Cybersécurité et santé : "le défi n’est pas seulement financier mais aussi humain".

“Pour sécuriser les infrastructures informatiques des établissements de santé, il faut un budget pour investir dans des solutions adaptées, mais il faut aussi des compétences.
Le plan France Relance est un premier pas avec un soutien sur l’aspect financier.
Cependant, sans ressources humaines, les projets ne peuvent être menés à bien.
L’accent doit donc être mis sur le recrutement, mais aussi sur la sensibilisation et la formation de tous les métiers de l’hôpital.
La cybersécurité est désormais une question de gouvernance.”
Dans un entretien exclusif avec Health & Tech Intelligence, François Lancereau, expert santé chez WALLIX, éditeur européen de logiciels de sécurité informatique spécialisé dans la gestion des accès et des identités numériques, revient sur les enjeux et les défis de la cybersécurité dans les établissements de santé.

“L’UE a tout intérêt à s’imposer pour dicter ses règles”

📌 Éléments clés de la discussion :
– François Lancereau estime que les budgets actuels des hôpitaux en matière de cybersécurité ne sont “pas suffisants” mais souligne que le plan France Redressement a été salvateur pour un grand nombre d’établissements de santé : il leur a permis d’acquérir des solutions qu’ils ne pouvaient pas obtenir auparavant ;

– Il insiste sur le fait que l’acquisition de ressources humaines compétentes en informatique est également essentielle ;
“Le sujet de la sécurité informatique doit être abordé globalement” au sein de l’organisation (questions de gouvernance), et pas seulement par le RSSI par exemple, note-t-il : “il est nécessaire que toutes les personnes de l’organisation s’approprient le sujet pour éviter les failles ;
– L’une des difficultés est de sensibiliser l’ensemble du personnel aux bonnes pratiques : “sans une véritable conduite du changement, le projet de cybersécurité risque d’être un échec” ;
– Dans le passé, certains fabricants américains ou japonais ont pu se soustraire à certains contrôles ou règles, mais aujourd’hui ce n’est plus possible. “C’est là que la réglementation européenne nous aide : nous nous dirigeons vers le principe “ils n’ont plus le choix”. Ce ne sont plus les installations qui s’adaptent aux fabricants, mais les fabricants qui s’adaptent aux besoins des installations. WALLIX a déjà entamé des discussions avec nombre d’entre elles “pour amorcer ce changement” ;
– François Lancereau insiste également sur l’importance d’intégrer les aspects de sécurité “dès la conception” : “Il faut superviser tout ce qui va entrer dans l’hôpital, s’assurer que les équipements peuvent être sécurisés et/ou sécurisants” ;
– Pour François Lancereau, le paiement de rançons est “une aberration” : “L’Europe a plus que tout intérêt à s’imposer pour dicter ses règles (…) Il faut un “non” massif dans toute l’UE” ;
Enfin, il souligne l’importance de développer les bons réflexes de sécurité informatique chez les nouvelles générations, dès l’école primaire.
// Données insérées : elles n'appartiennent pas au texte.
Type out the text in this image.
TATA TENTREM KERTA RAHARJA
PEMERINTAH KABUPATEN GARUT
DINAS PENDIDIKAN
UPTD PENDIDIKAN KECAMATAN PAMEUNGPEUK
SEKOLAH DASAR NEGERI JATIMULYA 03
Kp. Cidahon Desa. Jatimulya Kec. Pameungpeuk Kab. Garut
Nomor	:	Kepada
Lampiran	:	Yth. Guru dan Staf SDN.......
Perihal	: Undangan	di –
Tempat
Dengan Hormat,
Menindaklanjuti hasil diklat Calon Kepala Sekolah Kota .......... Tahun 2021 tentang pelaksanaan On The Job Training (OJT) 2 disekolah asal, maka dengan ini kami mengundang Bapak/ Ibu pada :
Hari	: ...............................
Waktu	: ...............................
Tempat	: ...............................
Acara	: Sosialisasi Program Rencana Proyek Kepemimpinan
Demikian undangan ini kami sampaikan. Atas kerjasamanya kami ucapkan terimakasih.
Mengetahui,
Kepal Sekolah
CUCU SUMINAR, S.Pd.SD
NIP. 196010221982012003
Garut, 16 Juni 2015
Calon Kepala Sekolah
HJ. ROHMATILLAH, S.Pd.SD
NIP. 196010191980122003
Pourriez-vous présenter en quelques mots WALLIX et plus particulièrement vos activités dans le secteur de la santé ?

François Lancereau: Notre spécialité est la sécurisation des accès et des identités numériques.
Nous sommes présents dans plus de 90 pays avec plus de 2 000 clients dans le monde.
Nous sommes très présents en France, mais nous avons su nous développer à l’international depuis 20 ans (la société a été créée en 2003).
Cela nous permet de faire face aux différentes disparités qui existent en termes de réglementation sur le marché : avec un même produit, nous n’avons pas forcément les mêmes applications selon l’origine de notre client (Etats-Unis ou France par exemple).
Notre solution, WALLIX PAM4ALL (PAM : Privileged Access Management), vise à sécuriser tous les accès des utilisateurs – humains ou machines – d’une organisation, selon le principe du moindre privilège.
Cela permet d’identifier qui fait quoi, où, quand et comment.
Nos secteurs de prédilection sont l’industrie, la santé et les services financiers, avec une forte expertise dans l’IoT industriel (équipements connectés / exemples : machines de production en usine, scanners, robots en laboratoire, IRM, etc.) : des technologies critiques qui fonctionnent souvent sur de très anciennes versions de Windows.
Certains des hôpitaux avec lesquels nous avons contracté ces dernières années se sont rendu compte – lorsqu’ils ont installé WALLIX PAM4ALL – du comportement de leurs utilisateurs, notamment de leurs fournisseurs de services : signalement des périodes de connexion, identification des équipements qui avaient tendance à avoir des pannes régulières.
Depuis la mise en place du bastion, ils constatent que ces équipements n’ont plus de pannes, que tout va bien.
Avec notre solution, nous responsabilisons les gens : nous ne les empêchons pas de travailler, l’objectif est de les sécuriser.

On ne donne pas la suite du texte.